Absolute discrepancy between the benchmark price and those calculated by different numerical schemes for an OTM double barrier call when \(S_{0} = 1\), \(K = 1.05\), \(\nu = 20\%\), \(\beta = 0.5\), \(T = 1\) year, \(\underline{s} = 0.8\), \(\overline{s} = 1.15\)

6 Conclusion

We have introduced a novel backward Euler–Maruyama method to increase the weak convergence rate of approximations in the presence of killing. The numerical experiments confirm our theoretical result that the convergence rate is of the order \(1/N\), where \(N\) is the number of discretisation steps. This corresponds to an order-1 weak convergence rate, which is the best rate that one can achieve (see Gobet [21]).

Moreover, the numerical studies suggest that one does not need a large \(N\) to obtain a sufficiently close approximations as all numerical studies indicate error terms diminishing very rapidly with a small number of iterations. The numerical experiments also suggested that our method outperforms the Brownian bridge method in certain cases, although such a statement currently does not have any theoretical backing.

We suggest a couple of interesting avenues for future research in addition to the extension of the BEM scheme to higher dimensions as discussed in the introduction:

– The transform method with BEM has the potential to achieve a higher order of weak convergence. Indeed, one possibility of improvement is to combine the BEM scheme with the Romberg extrapolation method (see e.g. Glasserman [20, Sect. 6.2.4]).

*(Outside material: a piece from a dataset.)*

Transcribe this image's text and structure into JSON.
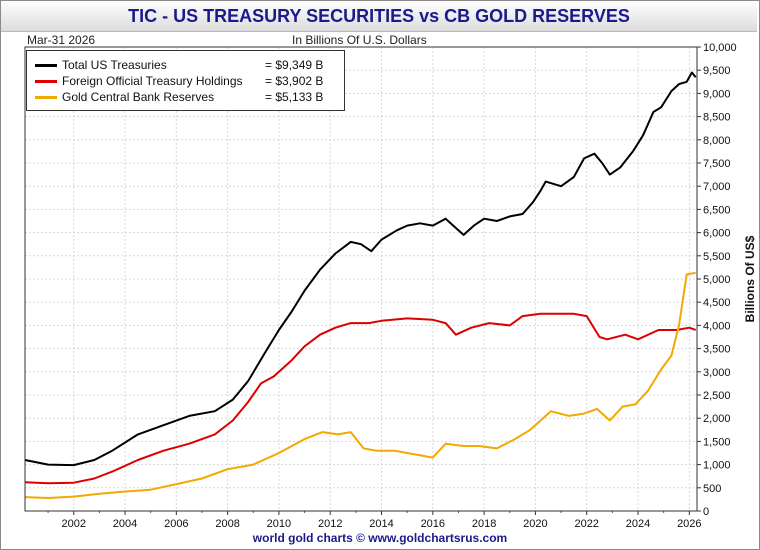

Some preliminary tests are encouraging, showing that the Romberg method generates significantly lower errors compared to the Euler hitting probability method and BEM. We believe that we can expand further the weak error to justify the use of the Romberg method, and a higher order weak convergence analysis is currently under investigation.

– Exact simulation of diffusions. Especially in a multidimensional setting, it is a challenge to keep the simulated values of \(X\) in its domain even though it should not touch its boundaries in theory. The implicit scheme considered in this paper is one way out. Exact simulation, introduced in Beskos and Roberts [6] for the one-dimensional case, may be another way to resolve this issue. It involves a rejection-sampling algorithm and, when applicable, returns exact draws from any finite-dimensional distribution of the solution to the SDE. The method has been further extended to multivariate diffusions in Blanchet and Zhang [7], although some open questions remain regarding the speed of convergence of the algorithm. It will be interesting to study exact simulations for the recurrent transformations that may lead to a decrease in computation time by avoiding implicit schemes, especially in higher dimensions.